Reset Security

Security decisions we already made

The previous lesson included several security measures baked into the code. This lesson explains why each one matters, so you understand the reasoning and can apply the same thinking to other features.

Hashing the reset token

We hash the token with SHA-256 before storing it:

const tokenHash = await hashToken(token);
store.set(tokenHash, { tokenHash, userId, createdAt: Date.now() });

Why: If your database is breached, the attacker sees hashes, not usable tokens. They cannot use the hashes to reset anyone’s password.

Why SHA-256 and not bcrypt? Reset tokens are random UUIDs (122 bits of entropy). There are no common passwords to guess, no dictionary attacks to run, no rainbow tables to build. SHA-256 is fast and sufficient for high-entropy inputs. bcrypt’s intentional slowness is designed for low-entropy inputs (human passwords).

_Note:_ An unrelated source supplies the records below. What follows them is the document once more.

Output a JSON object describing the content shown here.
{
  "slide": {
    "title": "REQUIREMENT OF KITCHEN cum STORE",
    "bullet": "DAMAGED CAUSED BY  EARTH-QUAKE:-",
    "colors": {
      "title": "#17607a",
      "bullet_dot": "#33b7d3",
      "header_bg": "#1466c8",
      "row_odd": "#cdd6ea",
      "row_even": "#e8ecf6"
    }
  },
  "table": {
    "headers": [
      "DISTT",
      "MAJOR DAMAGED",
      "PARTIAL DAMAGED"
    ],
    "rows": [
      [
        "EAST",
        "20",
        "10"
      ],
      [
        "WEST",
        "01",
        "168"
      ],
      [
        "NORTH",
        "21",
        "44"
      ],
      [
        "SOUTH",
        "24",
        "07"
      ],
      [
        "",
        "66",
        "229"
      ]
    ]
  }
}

Same response for found and not-found

return Response.json({
  message: "If an account with that email exists, a reset link has been sent.",
});

Why: Different responses for existing and non-existing emails let an attacker enumerate which emails are registered. They send reset requests for a list of emails and watch the responses. Identical responses reveal nothing.

The tradeoff: A legitimate user who mistypes their email does not get feedback that the email was wrong. They wait for a reset email that never arrives. This is an accepted UX cost for the security benefit. You can add a note on the reset page: “If you don’t receive an email within a few minutes, check your spam folder or try a different email address.”

Rate limiting reset requests

const limit = rateLimit(`reset:${email}`, 3, 60 * 60 * 1000);

Why: Without rate limiting, an attacker can:

• Flood a user’s inbox with reset emails (harassment)
• Generate thousands of tokens, hoping to find a collision or timing weakness
• Use the reset endpoint for email enumeration by timing differences (even if the response text is identical, generating a token and “sending” an email takes longer than doing nothing)

Three requests per email per hour is generous for legitimate use and restrictive for abuse.

[!TIP] For the timing side-channel (existing emails take longer because they generate a token and send an email), you can add a small random delay to the “not found” path. This makes timing-based enumeration unreliable:

if (!user) {
  await new Promise((r) => setTimeout(r, Math.random() * 200));
}

Session invalidation after reset

deleteUserSessions(userId);
revokeUserTokens(userId);

Why: A password reset implies the old password may have been compromised. Any sessions or tokens created with the old password should be invalidated. This includes:

• The user’s own sessions on other devices
• An attacker’s sessions if they had access to the old password
• Any refresh tokens that could generate new access tokens

The user who just reset their password needs to log in again with the new one.

Single-use tokens

store.delete(tokenHash);

Why: After a reset token is used, it is deleted. If the email was:

• Forwarded to someone else
• Screenshot by a shoulder-surfer
• Stored in a compromised email account

The token cannot be reused. The password has already been changed, and the token is gone.

Token expiry (1 hour)

const MAX_AGE = 60 * 60 * 1000; // 1 hour

Why: An unused reset token is a liability. If the user requested a reset but then remembered their password, the token sits in their inbox. If their email is compromised days later, an old token should not still be valid.

One hour is a common default. Some apps use 15 minutes for higher security.

What we did not build (but you should consider)

Notification email on password change. After a successful reset, send a second email: “Your password was just changed. If this was not you, contact support immediately.” This alerts the user if an attacker reset their password.

Link invalidation on new request. If a user requests a reset twice, the first token should be invalidated. Otherwise, both tokens are valid, and an attacker who intercepted the first one can still use it. Add a cleanup step in createResetToken that deletes any existing tokens for the same user.

CAPTCHA on the reset request form. Prevents automated reset request floods without rate limiting alone. Useful if your rate limiting is too lenient or easily bypassed.

Exercises

Exercise 1: Modify createResetToken to invalidate any existing reset tokens for the same user before creating a new one. This ensures only the most recent token is valid.

Exercise 2: Add the timing delay to the “not found” path. Measure response times for existing and non-existing emails before and after the change. The delay should make them indistinguishable.

Exercise 3: Add a console.log that simulates a “password changed” notification email. After a successful reset, log: "Notification sent to ${email}: your password was changed."